Корабль исторической русской власти, действительно, потонул. Но, что особенно знаменательно и существенно, — вместе с собою старый порядок увлек в бездну не только то дворянское «служилое сословие», которое было его опорой, но и ту «интеллигенцию» (в ее массе), которая стояла по отношению к нему в традиционной и хронической оппозиции. Антитеза, внесенная в русскую историю петровским переворотом, оказалась «снятой» в ее обоих элементах. Петр был одновременно отцом и русской государственной бюрократии, и русской интеллигенции. И вот пришло время, когда не только старую бюрократию, но одновременно и старую интеллигенцию постиг неслыханный погром. Шингарев встретился в петропавловском тюремном коридоре с Щегловитовым, в Виктор Чернов в эмиграции — с Марковым Вторым. В страшной национально-революционной конвульсии погибли оба врага, — и с их исторической смертью кончился и «петербургский период» русской истории.

Рупором революции явились большевики — тоже несомненные русские интеллигенты и, как мы уже видели, наиболее правоверные, наиболее русские и по складу ума, и по темпераменту. Но именно в них и произошел тот решительный органический кризис интеллигенции, который один только был способен вывести ее на широкую творческую дорогу. В большевиках и через большевизм русская интеллигенция преодолевает свое историческое отщепенство от народа и психологическое отщепенство от государства. Преодолевает диалектически, изнутри, силой критики исторического опыта.

Рабоче-крестьянский бунт требовал соответствующей, подходящей к нему «идеологии». Новая пугачевщина искала лозунгов, и нашла их у группы большевиков-интеллигентов, не только не испугавшихся анархии, но «принявших» ее до конца и даже стремившихся ее углубить, дабы потом по-своему руководить ее самоликвидацией.
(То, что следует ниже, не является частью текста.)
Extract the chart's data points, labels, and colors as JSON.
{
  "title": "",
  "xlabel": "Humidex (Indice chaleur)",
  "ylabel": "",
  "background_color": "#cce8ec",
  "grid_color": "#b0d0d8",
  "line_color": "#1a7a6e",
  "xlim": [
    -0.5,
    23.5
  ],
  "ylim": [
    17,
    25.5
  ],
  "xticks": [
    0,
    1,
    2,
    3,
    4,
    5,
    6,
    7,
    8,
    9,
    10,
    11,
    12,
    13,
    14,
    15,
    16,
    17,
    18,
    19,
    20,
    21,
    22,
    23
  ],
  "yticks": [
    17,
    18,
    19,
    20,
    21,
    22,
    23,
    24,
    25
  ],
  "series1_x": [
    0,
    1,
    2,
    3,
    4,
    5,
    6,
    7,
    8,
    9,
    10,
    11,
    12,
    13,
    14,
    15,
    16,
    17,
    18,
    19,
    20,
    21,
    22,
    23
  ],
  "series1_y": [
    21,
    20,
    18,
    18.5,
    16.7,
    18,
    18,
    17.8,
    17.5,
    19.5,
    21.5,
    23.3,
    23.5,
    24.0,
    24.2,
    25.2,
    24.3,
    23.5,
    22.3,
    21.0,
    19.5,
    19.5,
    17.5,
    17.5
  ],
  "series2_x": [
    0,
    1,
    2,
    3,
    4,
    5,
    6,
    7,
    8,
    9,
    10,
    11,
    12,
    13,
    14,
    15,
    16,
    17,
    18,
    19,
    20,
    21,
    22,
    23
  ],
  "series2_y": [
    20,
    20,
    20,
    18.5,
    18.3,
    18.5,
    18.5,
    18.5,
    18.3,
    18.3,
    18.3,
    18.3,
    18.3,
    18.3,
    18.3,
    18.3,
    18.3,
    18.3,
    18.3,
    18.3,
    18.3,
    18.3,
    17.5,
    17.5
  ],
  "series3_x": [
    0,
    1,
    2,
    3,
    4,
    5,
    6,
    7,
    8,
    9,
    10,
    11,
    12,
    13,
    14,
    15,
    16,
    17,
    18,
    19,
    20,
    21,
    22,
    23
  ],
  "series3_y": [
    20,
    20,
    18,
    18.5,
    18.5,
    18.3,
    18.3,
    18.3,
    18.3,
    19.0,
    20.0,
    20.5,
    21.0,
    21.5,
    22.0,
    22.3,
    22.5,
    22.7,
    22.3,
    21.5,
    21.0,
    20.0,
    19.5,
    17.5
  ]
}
И случилось чудо: в момент народного «пробуждения» исчезла вековая пропасть, нашелся общий язык между народными массами и квинтэссенцией революционно-интеллигентского сознания. Но как только это произошло, — «старая интеллигенция», как таковая, уже фатально оказывалась в стороне от жизни, за бортом истории. Не понимая событий в их подлинном значении, утратив перспективу, она ушла в небытие.
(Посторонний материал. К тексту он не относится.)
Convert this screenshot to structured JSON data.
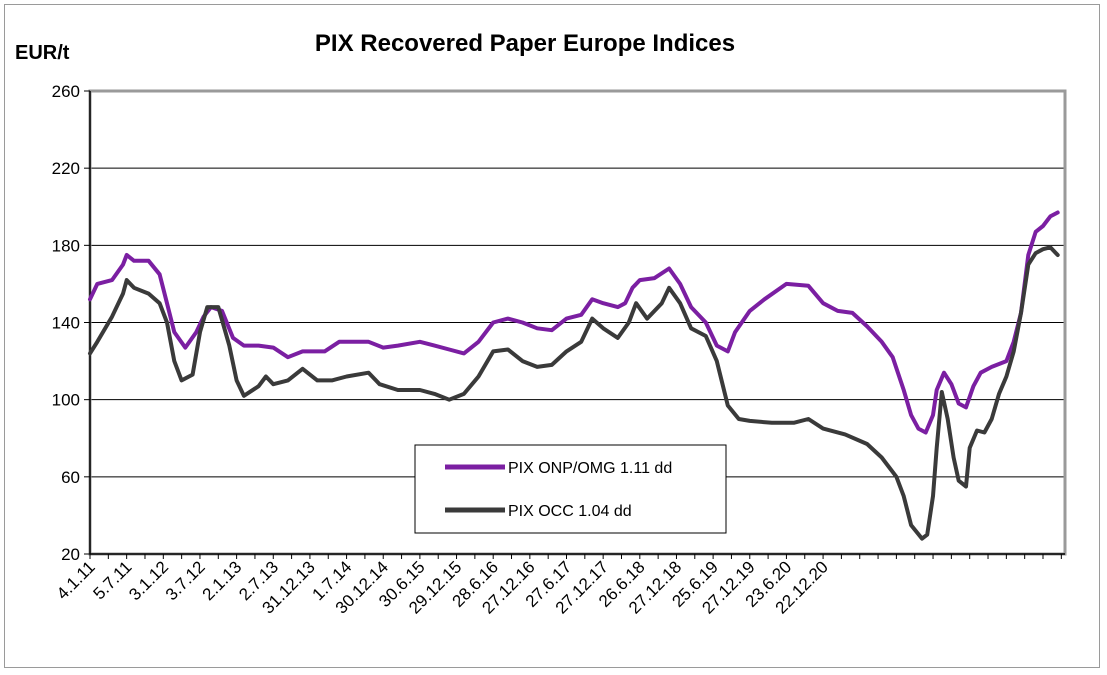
{
  "chart_data": {
    "type": "line",
    "title": "PIX Recovered Paper Europe Indices",
    "ylabel": "EUR/t",
    "xlabel": "",
    "ylim": [
      20,
      260
    ],
    "yticks": [
      20,
      60,
      100,
      140,
      180,
      220,
      260
    ],
    "x_tick_labels": [
      "4.1.11",
      "5.7.11",
      "3.1.12",
      "3.7.12",
      "2.1.13",
      "2.7.13",
      "31.12.13",
      "1.7.14",
      "30.12.14",
      "30.6.15",
      "29.12.15",
      "28.6.16",
      "27.12.16",
      "27.6.17",
      "27.12.17",
      "26.6.18",
      "27.12.18",
      "25.6.19",
      "27.12.19",
      "23.6.20",
      "22.12.20"
    ],
    "grid": "horizontal",
    "legend_position": "bottom-center",
    "x_unit": "years since 4.1.11",
    "series": [
      {
        "name": "PIX ONP/OMG 1.11 dd",
        "color": "#7B1FA2",
        "points": [
          [
            0,
            152
          ],
          [
            0.1,
            160
          ],
          [
            0.3,
            162
          ],
          [
            0.45,
            170
          ],
          [
            0.5,
            175
          ],
          [
            0.6,
            172
          ],
          [
            0.8,
            172
          ],
          [
            0.95,
            165
          ],
          [
            1.05,
            150
          ],
          [
            1.15,
            135
          ],
          [
            1.3,
            127
          ],
          [
            1.45,
            135
          ],
          [
            1.55,
            143
          ],
          [
            1.65,
            148
          ],
          [
            1.8,
            146
          ],
          [
            1.95,
            132
          ],
          [
            2.1,
            128
          ],
          [
            2.3,
            128
          ],
          [
            2.5,
            127
          ],
          [
            2.7,
            122
          ],
          [
            2.9,
            125
          ],
          [
            3.2,
            125
          ],
          [
            3.4,
            130
          ],
          [
            3.6,
            130
          ],
          [
            3.8,
            130
          ],
          [
            4.0,
            127
          ],
          [
            4.2,
            128
          ],
          [
            4.5,
            130
          ],
          [
            4.7,
            128
          ],
          [
            4.9,
            126
          ],
          [
            5.1,
            124
          ],
          [
            5.3,
            130
          ],
          [
            5.5,
            140
          ],
          [
            5.7,
            142
          ],
          [
            5.9,
            140
          ],
          [
            6.1,
            137
          ],
          [
            6.3,
            136
          ],
          [
            6.5,
            142
          ],
          [
            6.7,
            144
          ],
          [
            6.85,
            152
          ],
          [
            7.0,
            150
          ],
          [
            7.2,
            148
          ],
          [
            7.3,
            150
          ],
          [
            7.4,
            158
          ],
          [
            7.5,
            162
          ],
          [
            7.7,
            163
          ],
          [
            7.9,
            168
          ],
          [
            8.05,
            160
          ],
          [
            8.2,
            148
          ],
          [
            8.4,
            140
          ],
          [
            8.55,
            128
          ],
          [
            8.7,
            125
          ],
          [
            8.8,
            135
          ],
          [
            9.0,
            146
          ],
          [
            9.2,
            152
          ],
          [
            9.5,
            160
          ],
          [
            9.8,
            159
          ],
          [
            10.0,
            150
          ],
          [
            10.2,
            146
          ],
          [
            10.4,
            145
          ],
          [
            10.6,
            138
          ],
          [
            10.8,
            130
          ],
          [
            10.95,
            122
          ],
          [
            11.1,
            105
          ],
          [
            11.2,
            92
          ],
          [
            11.3,
            85
          ],
          [
            11.4,
            83
          ],
          [
            11.5,
            92
          ],
          [
            11.55,
            105
          ],
          [
            11.65,
            114
          ],
          [
            11.75,
            108
          ],
          [
            11.85,
            98
          ],
          [
            11.95,
            96
          ],
          [
            12.05,
            107
          ],
          [
            12.15,
            114
          ],
          [
            12.3,
            117
          ],
          [
            12.5,
            120
          ],
          [
            12.6,
            130
          ],
          [
            12.7,
            145
          ],
          [
            12.8,
            175
          ],
          [
            12.9,
            187
          ],
          [
            13.0,
            190
          ],
          [
            13.1,
            195
          ],
          [
            13.2,
            197
          ]
        ]
      },
      {
        "name": "PIX OCC 1.04 dd",
        "color": "#3A3A3A",
        "points": [
          [
            0,
            124
          ],
          [
            0.1,
            130
          ],
          [
            0.3,
            143
          ],
          [
            0.45,
            155
          ],
          [
            0.5,
            162
          ],
          [
            0.6,
            158
          ],
          [
            0.8,
            155
          ],
          [
            0.95,
            150
          ],
          [
            1.05,
            140
          ],
          [
            1.15,
            120
          ],
          [
            1.25,
            110
          ],
          [
            1.4,
            113
          ],
          [
            1.5,
            135
          ],
          [
            1.6,
            148
          ],
          [
            1.75,
            148
          ],
          [
            1.9,
            128
          ],
          [
            2.0,
            110
          ],
          [
            2.1,
            102
          ],
          [
            2.3,
            107
          ],
          [
            2.4,
            112
          ],
          [
            2.5,
            108
          ],
          [
            2.7,
            110
          ],
          [
            2.9,
            116
          ],
          [
            3.1,
            110
          ],
          [
            3.3,
            110
          ],
          [
            3.5,
            112
          ],
          [
            3.8,
            114
          ],
          [
            3.95,
            108
          ],
          [
            4.2,
            105
          ],
          [
            4.5,
            105
          ],
          [
            4.7,
            103
          ],
          [
            4.9,
            100
          ],
          [
            5.1,
            103
          ],
          [
            5.3,
            112
          ],
          [
            5.5,
            125
          ],
          [
            5.7,
            126
          ],
          [
            5.9,
            120
          ],
          [
            6.1,
            117
          ],
          [
            6.3,
            118
          ],
          [
            6.5,
            125
          ],
          [
            6.7,
            130
          ],
          [
            6.85,
            142
          ],
          [
            7.0,
            137
          ],
          [
            7.2,
            132
          ],
          [
            7.35,
            140
          ],
          [
            7.45,
            150
          ],
          [
            7.6,
            142
          ],
          [
            7.8,
            150
          ],
          [
            7.9,
            158
          ],
          [
            8.05,
            150
          ],
          [
            8.2,
            137
          ],
          [
            8.4,
            133
          ],
          [
            8.55,
            120
          ],
          [
            8.7,
            97
          ],
          [
            8.85,
            90
          ],
          [
            9.0,
            89
          ],
          [
            9.3,
            88
          ],
          [
            9.6,
            88
          ],
          [
            9.8,
            90
          ],
          [
            10.0,
            85
          ],
          [
            10.3,
            82
          ],
          [
            10.6,
            77
          ],
          [
            10.8,
            70
          ],
          [
            11.0,
            60
          ],
          [
            11.1,
            50
          ],
          [
            11.2,
            35
          ],
          [
            11.35,
            28
          ],
          [
            11.42,
            30
          ],
          [
            11.5,
            50
          ],
          [
            11.55,
            75
          ],
          [
            11.62,
            104
          ],
          [
            11.7,
            90
          ],
          [
            11.78,
            70
          ],
          [
            11.85,
            58
          ],
          [
            11.95,
            55
          ],
          [
            12.0,
            75
          ],
          [
            12.1,
            84
          ],
          [
            12.2,
            83
          ],
          [
            12.3,
            90
          ],
          [
            12.4,
            103
          ],
          [
            12.5,
            112
          ],
          [
            12.6,
            125
          ],
          [
            12.7,
            145
          ],
          [
            12.8,
            170
          ],
          [
            12.9,
            176
          ],
          [
            13.0,
            178
          ],
          [
            13.1,
            179
          ],
          [
            13.2,
            175
          ]
        ]
      }
    ]
  }
}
Народ сам, в лице своих активных элементов, становился властью. Как только пало Временное Правительство, немедленно начался знаменитый «саботаж» интеллигенции, психологически неизбежный, но политически ошибочный и исторически обреченный, — и большевики в силу необходимости еще теснее и непосредственнее связали себя с чисто «народными» кругами, оперлись на них. Правда, сначала это был по большей части «сброд», низы деревни и города, но тогда именно эти низы были характерны для конкретного устремления народной воли. Да и вообще говоря — разум истории менее брезглив, нежели индивидуальная человеческая совесть, и часто пользуется самыми непривлекательными руками для самых высоких своих целей… Современники имели удобный повод применить к России тех дней характеристику революционной Франции у Тэна: — «подчиненная революционному правительству страна походила на человеческое существо, которое заставили бы ходить на голове и думать ногами»[203]

. Быт эпохи был ужасен и отвратителен. Но правительство бесспорно приблизилось к народу, зажило его соками, стало от него зависимо и ему доступно. Со своей стороны, народ, привыкший безмолвствовать, учился властвовать, сознавать свои интересы и свои возможности. Угнетенным «классом» оказалась интеллигенция старого типа, над которой сбылись вещие слова Гершензона из «Вех»…[204]

По существу своему интернационалистская и коммунистическая идеология большевизма в ее ортодоксальном выражении имела, конечно, весьма мало общего с духовным миром русского народа. Но к народу большевики были обращены не своими марксистскими схемами, а своим бунтарским духом, своим пафосом предельной правды и своими соблазнительными социальными лозунгами. Отсюда та плоть и та кровь, в которые вдруг облекла русская революция концепцию революционного Интернационала. Но отсюда же и несомненно русский стиль московского осуществления этой по замыслу своему отвлеченно интернациональной концепции. По мере развития революции «серая теория» растворялась и преодолевала себя в «зеленом дереве жизни»…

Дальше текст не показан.